You can use apiflask.fields.File to create a file field in the input schema and use the files location for app.input:

import os

from werkzeug.utils import secure_filename
from apiflask.fields import File


class Image(Schema):
    image = File()


@app.post('/images')
@app.input(Image, location='files')
def upload_image(files_data):
    f = files_data['image']

    filename = secure_filename(f.filename)
    f.save(os.path.join(the_path_to_uploads, filename))

    return {'message': f'file {filename} saved.'}

Tip

Here we use secure_filename to clean the filename, notice it will only keep ASCII characters. You may want to create a random filename for the newly uploaded file, this SO answer may be helpful.

The file object is an instance of werkzeug.datastructures.FileStorage, see more details in Werkzeug's docs.

Use form_and_files location if you want to put both files and other normal fields in one schema:

import os

from werkzeug.utils import secure_filename
from apiflask.fields import String, File


class ProfileIn(Schema):
    name = String()
    avatar = File()

@app.post('/profiles')
@app.input(ProfileIn, location='form_and_files')
def create_profile(form_and_files_data):
    avatar_file = form_and_files_data['avatar']
    name = form_and_files_data['name']

    avatar_filename = secure_filename(avatar_file.filename)
    avatar_file.save(os.path.join(the_path_to_uploads, avatar_filename))

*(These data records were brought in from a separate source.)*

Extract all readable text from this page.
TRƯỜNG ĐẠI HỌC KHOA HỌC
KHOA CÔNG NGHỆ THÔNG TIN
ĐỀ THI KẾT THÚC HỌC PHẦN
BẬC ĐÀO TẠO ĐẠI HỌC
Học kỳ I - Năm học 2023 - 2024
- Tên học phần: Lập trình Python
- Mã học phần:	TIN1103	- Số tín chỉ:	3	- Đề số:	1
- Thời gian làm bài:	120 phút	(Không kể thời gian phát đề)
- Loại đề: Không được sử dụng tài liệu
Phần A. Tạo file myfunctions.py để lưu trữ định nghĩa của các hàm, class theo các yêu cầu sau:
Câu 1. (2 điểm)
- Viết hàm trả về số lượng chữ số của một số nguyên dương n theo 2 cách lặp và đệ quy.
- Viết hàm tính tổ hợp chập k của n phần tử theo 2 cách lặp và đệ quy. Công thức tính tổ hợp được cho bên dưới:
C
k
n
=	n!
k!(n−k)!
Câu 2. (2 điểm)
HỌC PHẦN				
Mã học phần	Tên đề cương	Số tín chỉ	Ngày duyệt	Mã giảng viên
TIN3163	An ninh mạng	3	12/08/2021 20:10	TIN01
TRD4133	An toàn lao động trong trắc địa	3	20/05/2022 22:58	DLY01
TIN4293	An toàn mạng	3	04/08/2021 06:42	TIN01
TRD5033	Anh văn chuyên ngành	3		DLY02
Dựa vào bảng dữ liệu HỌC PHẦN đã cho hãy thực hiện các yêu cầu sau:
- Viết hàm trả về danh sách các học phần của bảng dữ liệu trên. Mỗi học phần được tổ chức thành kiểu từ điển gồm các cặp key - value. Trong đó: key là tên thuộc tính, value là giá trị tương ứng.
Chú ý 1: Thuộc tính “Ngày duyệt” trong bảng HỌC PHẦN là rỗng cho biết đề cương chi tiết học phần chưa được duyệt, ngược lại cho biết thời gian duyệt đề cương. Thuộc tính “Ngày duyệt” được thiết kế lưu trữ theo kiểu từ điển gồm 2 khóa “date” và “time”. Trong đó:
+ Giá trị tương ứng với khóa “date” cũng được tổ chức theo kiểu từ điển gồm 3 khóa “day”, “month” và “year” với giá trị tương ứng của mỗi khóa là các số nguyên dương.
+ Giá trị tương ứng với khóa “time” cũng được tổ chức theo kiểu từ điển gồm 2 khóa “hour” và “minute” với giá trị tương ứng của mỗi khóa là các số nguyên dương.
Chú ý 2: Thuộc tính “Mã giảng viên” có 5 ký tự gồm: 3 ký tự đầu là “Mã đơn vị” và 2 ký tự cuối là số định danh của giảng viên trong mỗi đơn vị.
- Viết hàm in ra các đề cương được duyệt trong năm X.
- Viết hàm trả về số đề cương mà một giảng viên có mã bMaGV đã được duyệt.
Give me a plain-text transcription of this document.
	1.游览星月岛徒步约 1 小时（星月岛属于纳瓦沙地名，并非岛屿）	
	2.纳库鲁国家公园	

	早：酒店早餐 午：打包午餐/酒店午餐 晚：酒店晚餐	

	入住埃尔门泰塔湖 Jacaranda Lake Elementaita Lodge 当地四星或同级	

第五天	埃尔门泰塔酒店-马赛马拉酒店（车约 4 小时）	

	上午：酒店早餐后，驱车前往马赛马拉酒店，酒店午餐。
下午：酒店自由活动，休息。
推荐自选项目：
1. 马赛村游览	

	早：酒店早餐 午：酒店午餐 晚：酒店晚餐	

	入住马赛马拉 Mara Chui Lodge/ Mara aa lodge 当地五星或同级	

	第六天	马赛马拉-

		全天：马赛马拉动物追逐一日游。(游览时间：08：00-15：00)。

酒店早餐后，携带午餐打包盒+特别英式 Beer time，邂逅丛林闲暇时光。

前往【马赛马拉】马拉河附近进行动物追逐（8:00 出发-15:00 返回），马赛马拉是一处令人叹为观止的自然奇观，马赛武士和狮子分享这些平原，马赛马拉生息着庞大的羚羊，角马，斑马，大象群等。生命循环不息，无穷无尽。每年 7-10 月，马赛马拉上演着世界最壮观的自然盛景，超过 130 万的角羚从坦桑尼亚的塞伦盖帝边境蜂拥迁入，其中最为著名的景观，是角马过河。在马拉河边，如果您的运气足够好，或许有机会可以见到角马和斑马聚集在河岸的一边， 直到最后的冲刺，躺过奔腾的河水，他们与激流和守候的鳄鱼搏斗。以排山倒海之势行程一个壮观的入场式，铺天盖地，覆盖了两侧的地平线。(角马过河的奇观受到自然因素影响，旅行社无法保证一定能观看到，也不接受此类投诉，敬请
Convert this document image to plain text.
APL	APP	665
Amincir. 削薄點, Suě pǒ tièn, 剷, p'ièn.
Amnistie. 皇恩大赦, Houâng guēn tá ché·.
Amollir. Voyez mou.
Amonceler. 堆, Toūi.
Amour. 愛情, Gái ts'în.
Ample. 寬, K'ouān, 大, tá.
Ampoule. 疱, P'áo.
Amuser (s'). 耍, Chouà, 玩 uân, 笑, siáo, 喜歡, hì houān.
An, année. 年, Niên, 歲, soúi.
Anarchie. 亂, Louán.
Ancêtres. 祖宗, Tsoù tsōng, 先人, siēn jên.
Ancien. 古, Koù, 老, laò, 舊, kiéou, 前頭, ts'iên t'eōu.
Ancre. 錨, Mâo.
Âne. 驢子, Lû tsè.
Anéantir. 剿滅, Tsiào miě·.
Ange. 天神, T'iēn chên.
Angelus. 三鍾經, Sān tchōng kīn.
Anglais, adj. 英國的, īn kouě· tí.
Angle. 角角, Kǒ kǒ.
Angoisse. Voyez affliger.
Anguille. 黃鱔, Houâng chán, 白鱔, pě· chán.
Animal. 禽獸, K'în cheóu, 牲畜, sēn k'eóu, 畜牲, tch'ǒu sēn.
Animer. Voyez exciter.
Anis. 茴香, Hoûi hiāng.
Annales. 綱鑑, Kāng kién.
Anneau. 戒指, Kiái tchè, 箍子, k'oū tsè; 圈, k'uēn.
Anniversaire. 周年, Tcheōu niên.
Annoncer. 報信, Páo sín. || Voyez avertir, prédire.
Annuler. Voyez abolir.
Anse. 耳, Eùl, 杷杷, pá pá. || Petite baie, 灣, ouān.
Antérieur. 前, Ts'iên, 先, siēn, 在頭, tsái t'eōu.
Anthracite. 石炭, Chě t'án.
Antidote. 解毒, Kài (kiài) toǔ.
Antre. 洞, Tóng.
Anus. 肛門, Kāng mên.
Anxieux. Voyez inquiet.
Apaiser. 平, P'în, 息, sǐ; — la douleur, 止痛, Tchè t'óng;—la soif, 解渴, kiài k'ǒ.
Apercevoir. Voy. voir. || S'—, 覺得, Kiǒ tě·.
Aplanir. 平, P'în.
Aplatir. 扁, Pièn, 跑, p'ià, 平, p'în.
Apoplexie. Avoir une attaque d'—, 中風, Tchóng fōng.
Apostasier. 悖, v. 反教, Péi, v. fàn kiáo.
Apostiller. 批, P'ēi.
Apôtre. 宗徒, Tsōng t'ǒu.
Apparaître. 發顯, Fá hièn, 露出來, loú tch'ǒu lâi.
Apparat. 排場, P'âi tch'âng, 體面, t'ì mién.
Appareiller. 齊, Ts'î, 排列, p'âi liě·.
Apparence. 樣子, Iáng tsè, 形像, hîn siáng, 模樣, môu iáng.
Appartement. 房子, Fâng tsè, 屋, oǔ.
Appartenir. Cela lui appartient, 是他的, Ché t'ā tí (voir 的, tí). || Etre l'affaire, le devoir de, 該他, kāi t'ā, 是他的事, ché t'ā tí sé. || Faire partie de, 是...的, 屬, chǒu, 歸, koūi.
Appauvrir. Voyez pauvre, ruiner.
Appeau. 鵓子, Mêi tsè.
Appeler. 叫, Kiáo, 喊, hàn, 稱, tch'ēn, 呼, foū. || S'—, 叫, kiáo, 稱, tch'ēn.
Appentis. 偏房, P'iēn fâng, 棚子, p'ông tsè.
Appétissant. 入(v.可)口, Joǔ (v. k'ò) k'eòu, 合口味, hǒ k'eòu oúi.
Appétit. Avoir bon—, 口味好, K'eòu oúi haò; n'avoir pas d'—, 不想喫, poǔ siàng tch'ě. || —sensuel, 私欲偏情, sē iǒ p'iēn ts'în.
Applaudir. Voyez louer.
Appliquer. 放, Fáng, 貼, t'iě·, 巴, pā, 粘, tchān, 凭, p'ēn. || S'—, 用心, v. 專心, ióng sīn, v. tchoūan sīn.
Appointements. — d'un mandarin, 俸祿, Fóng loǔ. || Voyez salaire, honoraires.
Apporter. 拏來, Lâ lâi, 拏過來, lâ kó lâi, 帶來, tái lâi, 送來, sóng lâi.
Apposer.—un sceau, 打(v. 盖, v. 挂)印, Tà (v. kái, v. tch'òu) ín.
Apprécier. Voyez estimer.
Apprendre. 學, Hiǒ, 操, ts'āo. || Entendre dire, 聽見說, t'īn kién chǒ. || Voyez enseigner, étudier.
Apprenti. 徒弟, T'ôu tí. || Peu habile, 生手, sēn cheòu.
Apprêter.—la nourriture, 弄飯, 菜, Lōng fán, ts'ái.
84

    profile = Profile(name=name, avatar_filename=avatar_filename)
    # ...
    return {'message': 'profile created.'}

In the current implementation, files location data will also include the form data (equals to form_and_files).

Notes

From APIFlask 2.1.0, you can use the FileType and FileSize validators to validate file type and size:

from apiflask.validators import FileType, FileSize

class Image(Schema):
    image = File(validate=[FileType(['.png', '.jpg', '.jpeg', '.gif']), FileSize(max='5 MB')])

With Pydantic:

Version >= 3.1.0

This feature was added in the version 3.1.0.

import os

from werkzeug.utils import secure_filename
from apiflask.fields import UploadFile
from apiflask import APIFlask
from pydantic import BaseModel


class Image(BaseModel):
    image: UploadFile


@app.post('/images')
@app.input(Image, location='files')
def upload_image(files_data: Image):
    f = files_data.image

    filename = secure_filename(f.filename)
    f.save(os.path.join(the_path_to_uploads, filename))

    return {'message': f'file {filename} saved.'}
import os

from werkzeug.utils import secure_filename
from apiflask.fields import UploadFile
from apiflask import APIFlask
from pydantic import BaseModel


class ProfileIn(BaseModel):
    name: str
    avatar: UploadFile


@app.post('/profiles')
@app.input(ProfileIn, location='form_and_files')
def create_profile(form_and_files_data: ProfileIn):
    avatar_file = form_and_files_data.avatar
    name = form_and_files_data.name

    avatar_filename = secure_filename(avatar_file.filename)
    avatar_file.save(os.path.join(the_path_to_uploads, avatar_filename))

    return {'message': f"{name}'s profile created."}

Tip

See the file uploading examples for more details.

Request examples

You can set request examples for OpenAPI spec with the example and examples parameters, see this section in the OpenAPI Generating chapter for more details.